Następnie Turing zaproponował pewną modyfikację, która była kolejnym krokiem ku algorytmom sztucznej inteligencji. Jedną z osób chciał całkowicie zastąpić komputerem, choć nie miał wtedy własnego urządzenia. Test polegał na bardzo podobnych założeniach jak w przypadku wersji papierowej. Jeśli sędzia nie umiał wiarygodnie określić, która ze stron jest maszyną, a która człowiekiem, można było powiedzieć, że maszyna przeszła test. Zakładamy, że zarówno człowiek, jak i maszyna starają się zachowywać w sposób możliwie charakterystyczny dla ludzkiej emocjonalności i ogólnie człowieczeństwa.
Okazało się jednak, że algorytm ten przegrywał nawet z bardzo słabymi graczami, co sprawiło, że krytycy określili grę Turinga jako pozbawioną sensu. Ale już rok po tej porażce profesor Arthur Samuel, zatrudniony przez IBM, stworzył inny kod, bardzo dobrze grający w warcaby. Po wielu poprawkach jego algorytm pokonał w 1954 roku czwartego gracza w rankingu Stanów Zjednoczonych.
Jako sposób określania zdolności maszyny do posługiwania się językiem naturalnym/ludzkim przyjął się jednak test Turinga. Pośrednio miał dowodzić opanowania przez maszynę umiejętności myślenia w sposób podobny do ludzkiego.
W 1956 roku amerykański informatyk John McCarthy zorganizował pierwszą w historii konferencję poświęconą sztucznej inteligencji. Tematem przewodnim były możliwości skonstruowania maszyny, która mogłaby rozumować jak człowiek, wykazywać się zdolnością abstrakcyjnego myślenia, rozwiązywania problemów i samodoskonalenia. John uważał, że każdy aspekt uczenia się lub jakąkolwiek inną cechę inteligencji można dokładnie opisać i dzięki temu skonstruować maszynę symulującą. Uznał, że przełom powinien nastąpić w czasie od 5 do 500 lat.
W 1958 roku John stworzył własny język programowania, nazwany LISP, który stał się standardowym językiem programowania sztucznej inteligencji, a zapoczątkowane przez niego algorytmy dalej są w jakiś sposób wykorzystywane, między innymi w robotyce i oprogramowaniu naukowym, a nawet w projektowaniu usług internetowych (od wykrywania fałszywych kart kredytowych po planowanie przebiegu linii lotniczych). Co ciekawe, LISP przyczynił się również do rozwoju technik rozpoznawania głosu, w tym Siri firmy Apple. Dlatego właśnie to Johna McCarthy'ego uznaje się za ojca sztucznej inteligencji. Założył on w latach 60. XX wieku laboratorium SI w budynku Massachusetts Institute of Technology, który do dziś pozostaje czołowym ośrodkiem badań na tym polu.

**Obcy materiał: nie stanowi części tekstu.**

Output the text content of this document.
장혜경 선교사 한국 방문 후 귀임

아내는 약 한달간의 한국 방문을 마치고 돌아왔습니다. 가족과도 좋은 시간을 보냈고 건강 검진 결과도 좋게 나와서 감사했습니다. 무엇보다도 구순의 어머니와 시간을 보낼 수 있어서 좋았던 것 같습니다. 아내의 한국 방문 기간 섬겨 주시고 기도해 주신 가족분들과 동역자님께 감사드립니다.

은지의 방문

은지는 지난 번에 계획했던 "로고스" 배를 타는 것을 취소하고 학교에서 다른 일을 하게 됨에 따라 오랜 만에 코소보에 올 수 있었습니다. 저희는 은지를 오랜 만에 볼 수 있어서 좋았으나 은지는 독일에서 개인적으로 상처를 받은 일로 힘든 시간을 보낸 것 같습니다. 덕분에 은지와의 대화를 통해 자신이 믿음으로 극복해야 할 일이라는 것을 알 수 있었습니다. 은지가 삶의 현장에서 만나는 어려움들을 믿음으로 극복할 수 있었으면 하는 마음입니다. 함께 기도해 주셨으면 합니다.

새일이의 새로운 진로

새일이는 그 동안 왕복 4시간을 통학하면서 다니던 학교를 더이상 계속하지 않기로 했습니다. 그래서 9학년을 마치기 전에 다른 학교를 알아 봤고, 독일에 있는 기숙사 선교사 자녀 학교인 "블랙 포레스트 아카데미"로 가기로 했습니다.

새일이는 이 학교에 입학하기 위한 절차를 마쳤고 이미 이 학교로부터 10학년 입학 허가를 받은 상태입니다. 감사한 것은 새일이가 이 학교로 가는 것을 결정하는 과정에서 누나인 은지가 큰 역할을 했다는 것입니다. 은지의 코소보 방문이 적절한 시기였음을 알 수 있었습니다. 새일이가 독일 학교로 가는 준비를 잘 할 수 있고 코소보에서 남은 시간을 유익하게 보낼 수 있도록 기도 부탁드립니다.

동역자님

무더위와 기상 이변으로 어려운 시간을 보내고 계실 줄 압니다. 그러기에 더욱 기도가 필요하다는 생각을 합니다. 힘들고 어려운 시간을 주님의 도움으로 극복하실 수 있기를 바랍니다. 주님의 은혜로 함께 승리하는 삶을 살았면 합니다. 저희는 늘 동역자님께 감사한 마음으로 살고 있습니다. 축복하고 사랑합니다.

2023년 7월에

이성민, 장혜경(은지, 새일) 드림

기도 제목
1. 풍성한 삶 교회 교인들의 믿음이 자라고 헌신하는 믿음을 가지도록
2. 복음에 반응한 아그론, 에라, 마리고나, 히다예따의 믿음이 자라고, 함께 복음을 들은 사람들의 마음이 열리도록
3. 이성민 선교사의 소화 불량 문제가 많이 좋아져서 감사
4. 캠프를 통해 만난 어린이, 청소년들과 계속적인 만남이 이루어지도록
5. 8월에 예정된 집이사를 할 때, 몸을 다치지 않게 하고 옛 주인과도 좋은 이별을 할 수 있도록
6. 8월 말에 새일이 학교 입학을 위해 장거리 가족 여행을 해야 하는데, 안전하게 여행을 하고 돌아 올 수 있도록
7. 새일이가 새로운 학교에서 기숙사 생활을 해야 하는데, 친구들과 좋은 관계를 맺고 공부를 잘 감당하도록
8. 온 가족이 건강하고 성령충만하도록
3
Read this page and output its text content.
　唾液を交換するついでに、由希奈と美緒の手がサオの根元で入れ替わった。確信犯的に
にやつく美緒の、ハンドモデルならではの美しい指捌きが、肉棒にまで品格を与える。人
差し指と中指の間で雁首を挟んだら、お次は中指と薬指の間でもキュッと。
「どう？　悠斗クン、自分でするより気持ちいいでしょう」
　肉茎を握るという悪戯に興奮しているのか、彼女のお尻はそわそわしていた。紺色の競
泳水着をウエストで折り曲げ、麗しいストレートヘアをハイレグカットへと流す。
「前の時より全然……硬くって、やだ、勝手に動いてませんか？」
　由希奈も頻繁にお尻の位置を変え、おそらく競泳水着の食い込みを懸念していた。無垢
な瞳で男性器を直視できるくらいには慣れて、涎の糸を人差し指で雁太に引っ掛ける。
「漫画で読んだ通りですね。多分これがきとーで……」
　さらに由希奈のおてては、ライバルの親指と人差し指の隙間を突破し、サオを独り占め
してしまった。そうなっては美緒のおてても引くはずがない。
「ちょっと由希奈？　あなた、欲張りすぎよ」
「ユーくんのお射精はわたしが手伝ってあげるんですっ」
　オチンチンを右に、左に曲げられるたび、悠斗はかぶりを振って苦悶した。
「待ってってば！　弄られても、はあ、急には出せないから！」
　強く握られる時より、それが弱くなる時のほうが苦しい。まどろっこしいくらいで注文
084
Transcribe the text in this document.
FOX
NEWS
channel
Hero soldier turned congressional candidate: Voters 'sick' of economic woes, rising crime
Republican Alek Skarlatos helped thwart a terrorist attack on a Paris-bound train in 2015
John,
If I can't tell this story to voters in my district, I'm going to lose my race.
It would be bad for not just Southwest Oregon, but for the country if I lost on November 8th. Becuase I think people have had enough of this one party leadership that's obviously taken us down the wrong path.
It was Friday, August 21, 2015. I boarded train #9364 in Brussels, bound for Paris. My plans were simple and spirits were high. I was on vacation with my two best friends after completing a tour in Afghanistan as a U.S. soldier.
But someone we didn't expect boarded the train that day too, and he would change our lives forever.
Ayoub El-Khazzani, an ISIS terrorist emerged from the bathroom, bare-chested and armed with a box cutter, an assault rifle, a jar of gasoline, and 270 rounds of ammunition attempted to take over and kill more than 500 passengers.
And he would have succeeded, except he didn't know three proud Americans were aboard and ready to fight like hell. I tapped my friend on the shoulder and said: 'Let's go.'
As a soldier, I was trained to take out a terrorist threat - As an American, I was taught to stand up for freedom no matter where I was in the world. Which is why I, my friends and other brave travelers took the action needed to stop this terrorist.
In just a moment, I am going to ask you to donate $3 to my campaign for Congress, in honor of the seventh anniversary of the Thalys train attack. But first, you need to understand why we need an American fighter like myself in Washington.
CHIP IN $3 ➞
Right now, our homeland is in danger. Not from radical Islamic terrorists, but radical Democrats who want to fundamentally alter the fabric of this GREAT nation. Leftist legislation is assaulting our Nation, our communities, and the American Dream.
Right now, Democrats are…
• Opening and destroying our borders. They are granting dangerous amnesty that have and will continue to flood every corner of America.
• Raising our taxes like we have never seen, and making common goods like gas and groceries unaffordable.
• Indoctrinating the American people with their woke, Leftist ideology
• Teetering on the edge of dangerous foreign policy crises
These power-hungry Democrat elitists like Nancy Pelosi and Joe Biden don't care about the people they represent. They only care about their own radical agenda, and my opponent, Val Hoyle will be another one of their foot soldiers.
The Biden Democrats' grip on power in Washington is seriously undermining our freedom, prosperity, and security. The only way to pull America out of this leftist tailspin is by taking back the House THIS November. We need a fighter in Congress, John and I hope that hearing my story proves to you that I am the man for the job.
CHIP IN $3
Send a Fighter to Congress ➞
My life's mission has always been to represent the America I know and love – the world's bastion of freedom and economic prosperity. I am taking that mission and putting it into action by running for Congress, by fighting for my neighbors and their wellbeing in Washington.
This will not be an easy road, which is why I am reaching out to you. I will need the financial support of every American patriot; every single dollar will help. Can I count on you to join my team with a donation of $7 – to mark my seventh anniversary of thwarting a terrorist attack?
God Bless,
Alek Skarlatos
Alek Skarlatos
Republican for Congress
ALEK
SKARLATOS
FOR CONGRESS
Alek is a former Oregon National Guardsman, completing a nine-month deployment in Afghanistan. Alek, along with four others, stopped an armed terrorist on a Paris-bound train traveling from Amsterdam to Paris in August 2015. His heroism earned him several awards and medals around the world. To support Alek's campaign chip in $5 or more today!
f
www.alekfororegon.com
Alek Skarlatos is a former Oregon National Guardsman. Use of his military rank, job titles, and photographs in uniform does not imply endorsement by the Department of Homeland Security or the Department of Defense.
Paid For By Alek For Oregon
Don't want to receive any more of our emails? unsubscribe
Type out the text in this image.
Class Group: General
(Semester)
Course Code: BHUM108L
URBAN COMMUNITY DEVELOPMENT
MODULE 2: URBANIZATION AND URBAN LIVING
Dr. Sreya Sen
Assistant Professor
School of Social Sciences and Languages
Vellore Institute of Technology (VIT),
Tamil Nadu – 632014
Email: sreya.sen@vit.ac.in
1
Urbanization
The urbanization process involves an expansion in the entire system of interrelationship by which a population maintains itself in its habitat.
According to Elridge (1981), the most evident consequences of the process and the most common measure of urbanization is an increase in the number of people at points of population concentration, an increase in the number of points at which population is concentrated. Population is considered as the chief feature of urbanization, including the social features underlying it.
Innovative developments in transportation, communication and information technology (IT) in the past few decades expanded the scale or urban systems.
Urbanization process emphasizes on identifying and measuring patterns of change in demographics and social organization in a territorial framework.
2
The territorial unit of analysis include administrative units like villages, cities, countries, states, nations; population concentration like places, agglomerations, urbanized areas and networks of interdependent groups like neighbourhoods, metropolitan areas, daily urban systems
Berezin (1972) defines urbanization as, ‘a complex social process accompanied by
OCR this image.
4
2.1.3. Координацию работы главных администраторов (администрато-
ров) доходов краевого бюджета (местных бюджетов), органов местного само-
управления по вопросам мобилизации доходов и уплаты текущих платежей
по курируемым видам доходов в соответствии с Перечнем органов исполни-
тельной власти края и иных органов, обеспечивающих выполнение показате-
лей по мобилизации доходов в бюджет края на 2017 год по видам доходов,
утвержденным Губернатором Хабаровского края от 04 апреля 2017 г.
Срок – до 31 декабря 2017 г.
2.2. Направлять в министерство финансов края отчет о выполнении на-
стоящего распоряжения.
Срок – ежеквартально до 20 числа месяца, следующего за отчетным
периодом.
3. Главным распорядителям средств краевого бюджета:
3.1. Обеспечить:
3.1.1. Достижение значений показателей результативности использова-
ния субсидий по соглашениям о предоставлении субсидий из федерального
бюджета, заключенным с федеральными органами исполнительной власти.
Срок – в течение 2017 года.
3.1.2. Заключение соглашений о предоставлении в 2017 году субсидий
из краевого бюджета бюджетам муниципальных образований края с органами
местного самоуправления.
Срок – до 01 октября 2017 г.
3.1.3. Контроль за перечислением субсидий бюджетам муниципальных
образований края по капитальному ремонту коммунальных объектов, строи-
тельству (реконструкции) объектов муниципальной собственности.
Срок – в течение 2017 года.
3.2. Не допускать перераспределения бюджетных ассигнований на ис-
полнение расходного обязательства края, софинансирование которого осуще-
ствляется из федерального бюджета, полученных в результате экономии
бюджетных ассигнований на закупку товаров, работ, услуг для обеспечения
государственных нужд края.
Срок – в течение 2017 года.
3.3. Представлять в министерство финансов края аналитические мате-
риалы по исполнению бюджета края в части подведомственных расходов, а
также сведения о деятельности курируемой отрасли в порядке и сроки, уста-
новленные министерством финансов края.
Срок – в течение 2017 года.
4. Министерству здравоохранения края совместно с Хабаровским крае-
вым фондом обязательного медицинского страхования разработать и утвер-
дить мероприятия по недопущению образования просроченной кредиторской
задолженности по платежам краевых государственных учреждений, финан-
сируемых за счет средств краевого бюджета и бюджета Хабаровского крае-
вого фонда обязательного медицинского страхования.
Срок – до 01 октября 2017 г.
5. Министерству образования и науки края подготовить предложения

Historia rozwoju SI w grach komputerowych
Na początku lat 70. powstał Pong, w którym komputerowy przeciwnik umiał odbijać piłeczkę za pomocą prostokątnej platformy. To właśnie Pong zapoczątkował rozwój przemysłu gier komputerowych i był pierwszą produkcją wykorzystującą zalążki sztucznej inteligencji. W roku 1978 wydano Space Invaders, w której gracz niszczył kolejne nadciągające fale kosmitów. Gra odniosła ogromny sukces na całym świecie, a w Japonii spowodowała krótkotrwały niedobór monet 100-jenowych. Bardzo przyczyniła się do popularyzacji gier komputerowych i uczyniła z nich światowy przemysł. Wymienione produkcje nie przyniosły jednak rewolucji w SI. Na duży krok naprzód musieliśmy poczekać dalszych 12 miesięcy.
Oryginalny Pong i podstawowa sztuczna inteligencja
Właśnie wtedy powstał Pac-Man firmy Namco. Choć zastosowane w nim algorytmy sztucznej inteligencji nie były zbyt skomplikowane, i tak robiły wrażenie. Zjadając kolejne małe kuleczki, musieliśmy uważać na maksymalnie cztery duszki (potworki), które chciały nas złapać. Ich sposób działania był prosty, oparty na trzech trybach. Początkowo duszek losowo wybierał, dokąd się uda. Widząc nas, mógł podjąć decyzję, by za nami podążać, lub zaprzestać pościgu i znowu udać się w losowo wybrane miejsce. Gdy zjedliśmy mrugającą kuleczkę, pozwalającą pożreć potworka, ten wiedział o tym i rozpoczynał ucieczkę.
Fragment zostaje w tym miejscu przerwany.